Subject: Re: bcopy optimisation
To: None <port-arm32@NetBSD.ORG>
From: Olly Betts <olly@MANTIS.CO.UK>
List: port-arm32
Date: 07/04/1996 14:28:36
"Mark Brinicombe" writes:
>[Fast bcopy required]
>
>In addition to making it fast typically using the LDM and STM instructions
>consideration needs to be given to the sizes being copied.

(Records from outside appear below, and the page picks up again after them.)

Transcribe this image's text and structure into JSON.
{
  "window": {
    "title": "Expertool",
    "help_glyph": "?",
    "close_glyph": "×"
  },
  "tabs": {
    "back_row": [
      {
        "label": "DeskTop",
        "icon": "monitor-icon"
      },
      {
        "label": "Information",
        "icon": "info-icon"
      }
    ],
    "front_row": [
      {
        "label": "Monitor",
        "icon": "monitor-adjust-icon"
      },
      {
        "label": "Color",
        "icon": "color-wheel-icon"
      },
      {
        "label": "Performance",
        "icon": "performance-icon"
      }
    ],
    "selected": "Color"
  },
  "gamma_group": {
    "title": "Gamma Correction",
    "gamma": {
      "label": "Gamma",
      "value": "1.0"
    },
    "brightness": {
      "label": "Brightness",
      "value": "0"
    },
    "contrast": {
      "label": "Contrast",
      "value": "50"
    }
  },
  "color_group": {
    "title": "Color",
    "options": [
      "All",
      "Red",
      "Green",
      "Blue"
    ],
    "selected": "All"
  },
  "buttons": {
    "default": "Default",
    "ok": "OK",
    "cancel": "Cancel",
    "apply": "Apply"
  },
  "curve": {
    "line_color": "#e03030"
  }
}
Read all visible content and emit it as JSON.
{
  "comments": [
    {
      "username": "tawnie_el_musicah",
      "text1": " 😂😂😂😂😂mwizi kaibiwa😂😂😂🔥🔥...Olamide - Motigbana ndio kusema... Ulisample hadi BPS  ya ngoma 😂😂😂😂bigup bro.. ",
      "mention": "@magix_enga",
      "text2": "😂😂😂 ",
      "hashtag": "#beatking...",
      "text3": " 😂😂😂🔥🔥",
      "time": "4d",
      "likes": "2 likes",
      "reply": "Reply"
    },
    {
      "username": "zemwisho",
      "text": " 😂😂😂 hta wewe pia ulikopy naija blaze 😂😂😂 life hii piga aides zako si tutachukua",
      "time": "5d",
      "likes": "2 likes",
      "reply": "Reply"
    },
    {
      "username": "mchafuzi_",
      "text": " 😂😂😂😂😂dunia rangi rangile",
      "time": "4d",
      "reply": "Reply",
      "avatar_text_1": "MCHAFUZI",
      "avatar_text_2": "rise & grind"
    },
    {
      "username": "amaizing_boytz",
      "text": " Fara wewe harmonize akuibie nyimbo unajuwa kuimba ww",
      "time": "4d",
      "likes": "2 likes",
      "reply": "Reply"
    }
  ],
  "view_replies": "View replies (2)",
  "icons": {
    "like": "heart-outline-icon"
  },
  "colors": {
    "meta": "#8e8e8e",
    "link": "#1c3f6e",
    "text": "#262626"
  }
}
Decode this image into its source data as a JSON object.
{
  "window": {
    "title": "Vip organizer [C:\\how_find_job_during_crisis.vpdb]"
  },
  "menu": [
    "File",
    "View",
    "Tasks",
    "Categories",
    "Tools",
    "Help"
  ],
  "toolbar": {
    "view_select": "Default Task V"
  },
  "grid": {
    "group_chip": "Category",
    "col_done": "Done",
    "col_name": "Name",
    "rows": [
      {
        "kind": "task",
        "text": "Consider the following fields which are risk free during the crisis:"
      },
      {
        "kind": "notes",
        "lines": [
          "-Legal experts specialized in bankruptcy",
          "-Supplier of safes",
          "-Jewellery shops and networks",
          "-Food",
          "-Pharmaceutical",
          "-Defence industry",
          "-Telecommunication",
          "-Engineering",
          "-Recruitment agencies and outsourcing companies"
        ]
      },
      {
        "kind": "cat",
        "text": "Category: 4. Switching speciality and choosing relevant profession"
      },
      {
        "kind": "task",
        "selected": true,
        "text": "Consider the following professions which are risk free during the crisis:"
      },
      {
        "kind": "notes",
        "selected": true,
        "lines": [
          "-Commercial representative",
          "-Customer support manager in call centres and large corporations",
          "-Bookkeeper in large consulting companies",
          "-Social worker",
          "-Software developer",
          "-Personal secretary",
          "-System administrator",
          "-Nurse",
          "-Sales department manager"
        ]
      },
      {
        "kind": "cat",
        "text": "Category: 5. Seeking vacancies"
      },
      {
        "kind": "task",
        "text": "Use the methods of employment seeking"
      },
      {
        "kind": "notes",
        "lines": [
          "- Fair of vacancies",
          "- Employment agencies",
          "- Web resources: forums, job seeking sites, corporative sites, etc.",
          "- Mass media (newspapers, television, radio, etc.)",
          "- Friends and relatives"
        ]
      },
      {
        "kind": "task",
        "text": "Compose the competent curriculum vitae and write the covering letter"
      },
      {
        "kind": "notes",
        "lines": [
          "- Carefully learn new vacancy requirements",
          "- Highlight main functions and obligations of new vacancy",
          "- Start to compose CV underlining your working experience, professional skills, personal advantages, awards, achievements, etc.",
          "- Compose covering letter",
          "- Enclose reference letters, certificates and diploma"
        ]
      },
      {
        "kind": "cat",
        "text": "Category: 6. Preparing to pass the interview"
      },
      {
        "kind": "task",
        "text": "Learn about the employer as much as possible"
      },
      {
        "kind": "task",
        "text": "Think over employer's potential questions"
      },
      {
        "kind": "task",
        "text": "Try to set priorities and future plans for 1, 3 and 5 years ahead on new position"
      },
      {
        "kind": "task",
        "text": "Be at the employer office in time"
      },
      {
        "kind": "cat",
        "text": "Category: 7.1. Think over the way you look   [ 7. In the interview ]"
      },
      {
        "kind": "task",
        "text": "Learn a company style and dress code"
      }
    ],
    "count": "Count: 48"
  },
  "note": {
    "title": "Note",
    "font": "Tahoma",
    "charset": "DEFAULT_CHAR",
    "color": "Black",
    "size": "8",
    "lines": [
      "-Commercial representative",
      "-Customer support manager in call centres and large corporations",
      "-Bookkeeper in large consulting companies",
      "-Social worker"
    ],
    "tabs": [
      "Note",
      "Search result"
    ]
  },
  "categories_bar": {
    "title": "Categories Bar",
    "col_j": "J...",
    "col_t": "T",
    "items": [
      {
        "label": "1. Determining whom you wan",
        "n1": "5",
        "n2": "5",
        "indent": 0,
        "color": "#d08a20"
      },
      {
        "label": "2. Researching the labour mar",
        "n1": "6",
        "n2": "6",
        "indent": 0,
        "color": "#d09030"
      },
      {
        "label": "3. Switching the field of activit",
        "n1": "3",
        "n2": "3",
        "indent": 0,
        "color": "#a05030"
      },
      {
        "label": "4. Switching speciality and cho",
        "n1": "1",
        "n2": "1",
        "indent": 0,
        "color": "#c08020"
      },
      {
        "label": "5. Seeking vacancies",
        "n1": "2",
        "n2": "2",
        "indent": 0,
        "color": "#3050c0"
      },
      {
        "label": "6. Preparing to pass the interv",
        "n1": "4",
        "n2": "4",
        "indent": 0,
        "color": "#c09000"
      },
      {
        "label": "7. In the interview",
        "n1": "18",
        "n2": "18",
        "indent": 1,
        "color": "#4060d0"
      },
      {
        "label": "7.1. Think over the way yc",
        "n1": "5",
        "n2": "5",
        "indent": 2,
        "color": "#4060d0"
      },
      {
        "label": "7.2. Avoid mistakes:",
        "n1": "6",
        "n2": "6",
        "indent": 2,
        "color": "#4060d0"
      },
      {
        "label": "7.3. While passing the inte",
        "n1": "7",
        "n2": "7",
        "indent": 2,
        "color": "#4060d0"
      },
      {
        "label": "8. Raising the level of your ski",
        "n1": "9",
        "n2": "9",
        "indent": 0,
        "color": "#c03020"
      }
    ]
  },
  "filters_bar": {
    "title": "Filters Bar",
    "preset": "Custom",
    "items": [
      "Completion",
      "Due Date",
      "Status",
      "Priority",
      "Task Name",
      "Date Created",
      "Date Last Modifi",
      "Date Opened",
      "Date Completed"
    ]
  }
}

Logging statistics
>for the bcopy routine shows that it is regularly called for certain sizes
>of copy far more frequently than others.
>The most common sizes are 12, 8, 128, 6, 4, 16, 2 in that order.
>This may mean that the best performance will be gained if these sizes are
>spotted and specially coded.
If most of these copies are done with a constant length, i.e.:
memcpy( a, b, 12 );
Rather than:
memcpy( a, b, len );
where len is usually 12, then it might be better to get the compiler to
spot them and call a tailored routine _memcpy12( a, b ) which was capable
of being in-lined. Here's a version of _memcpy2 to clarify the idea:
_memcpy2
LDRB R2,[R1]
LDRB R3,[R1,#1]
STRB R2,[R0]
STRB R3,[R0,#1]
MOV PC,R14
Anyone know how easy is it to get GCC to do this sort of thing?
>If you want to go further the alignment of the src and destination addresses
>needs to be looked at, again to help design the best bcopy for the job.
>
>Any takers for the job or do I have to add this to my todo list ?
I'm happy to write this sort of stuff, though I may not get done very
quickly. I've already written a very fast strlen() if that's any use.
Olly